Di sisi pengguna, kerja sama dengan produsen pesawat (Boeing, Airbus) dan mesin pesawat (General Electric, Rolls-Royce, Pratt & Whitney) perlu digalakkan guna memastikan keandalan dan keselamatan penerbangan. Hal ini juga menjadi langkah awal untuk mencapai penggunaan avtur berkelanjutan 100% di masa depan. - Menciptakan Iklim Investasi yang Kondusif
Pengembangan fasilitas produksi avtur berkelanjutan di berbagai wilayah menuntut pendanaan besar serta transfer teknologi. Pemerintah dapat menawarkan insentif pajak atau subsidi, sebagaimana dilakukan oleh Amerika Serikat yang memberikan tunjangan US$1,25–1,75 per galon avtur berkelanjutan.
Model kolaborasi dengan perusahaan teknologi SAF, seperti yang dilakukan Singapura dengan Neste, bisa diterapkan di Indonesia. Dengan demikian, Indonesia tidak hanya mendapatkan produk akhir, tetapi juga kesempatan transfer pengetahuan dan peningkatan kapasitas industri dalam negeri.
Dampak Ganda Bagi Indonesia
Selain menekan emisi penerbangan, pengembangan avtur berkelanjutan akan mendukung terciptanya ekonomi hijau baru, membuka lapangan kerja, dan mengurangi ketergantungan pada impor minyak mentah.

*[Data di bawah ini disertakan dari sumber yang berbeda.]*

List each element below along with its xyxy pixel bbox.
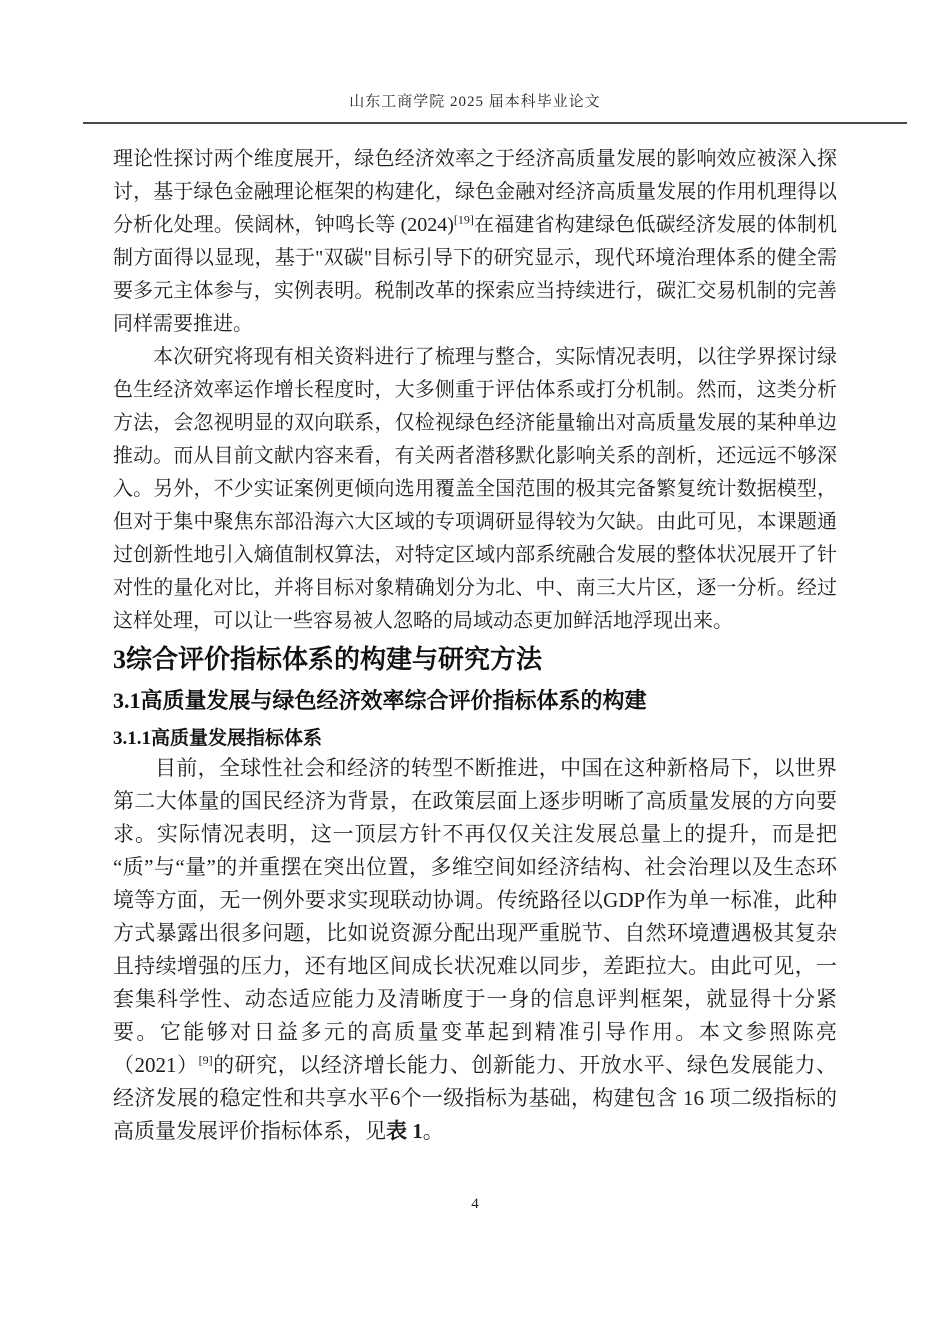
paragraph-3-text-continued: 的研究，以经济增长能力、创新能力、开放水平、绿色发展能力、经济发展的稳定性和共享… — [113, 1053, 837, 1143]
document-body: 理论性探讨两个维度展开，绿色经济效率之于经济高质量发展的影响效应被深入探讨，基于… — [113, 143, 837, 1148]
table-1-reference: 表 1 — [386, 1119, 423, 1143]
header-rule — [83, 122, 907, 124]
page-number: 4 — [471, 1196, 479, 1212]
document-page: 山东工商学院 2025 届本科毕业论文 理论性探讨两个维度展开，绿色经济效率之于… — [0, 0, 950, 1343]
page-footer: 4 — [0, 1196, 950, 1213]
citation-ref-19: [19] — [454, 212, 474, 226]
heading-section-3: 3综合评价指标体系的构建与研究方法 — [113, 644, 837, 676]
citation-ref-9: [9] — [199, 1053, 213, 1067]
heading-section-3-1-1: 3.1.1高质量发展指标体系 — [113, 726, 837, 752]
paragraph-2: 本次研究将现有相关资料进行了梳理与整合，实际情况表明，以往学界探讨绿色生经济效率… — [113, 341, 837, 638]
paragraph-1: 理论性探讨两个维度展开，绿色经济效率之于经济高质量发展的影响效应被深入探讨，基于… — [113, 143, 837, 341]
paragraph-3-text: 目前，全球性社会和经济的转型不断推进，中国在这种新格局下，以世界第二大体量的国民… — [113, 756, 837, 1077]
header-title: 山东工商学院 2025 届本科毕业论文 — [0, 90, 950, 111]
heading-section-3-1: 3.1高质量发展与绿色经济效率综合评价指标体系的构建 — [113, 686, 837, 716]
paragraph-3-text-end: 。 — [423, 1119, 444, 1143]
paragraph-3: 目前，全球性社会和经济的转型不断推进，中国在这种新格局下，以世界第二大体量的国民… — [113, 752, 837, 1148]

Bagi sektor penerbangan itu sendiri, memanfaatkan SAF tidak memerlukan perubahan infrastruktur maupun desain pesawat secara besar-besaran, sehingga biaya transisi bisa ditekan.
Kombinasi dari tiga strategi di atas membawa Indonesia berpotensi menjadi produsen utama avtur berkelanjutan di Asia-Pasifik, seiring dengan pertumbuhan permintaan global. Jika dikelola dengan tepat dan mendapat dukungan kebijakan memadai, avtur berbasis limbah dan biomassa dapat menjadi solusi praktis untuk menurunkan emisi penerbangan sambil mempertahankan daya saing industri nasional.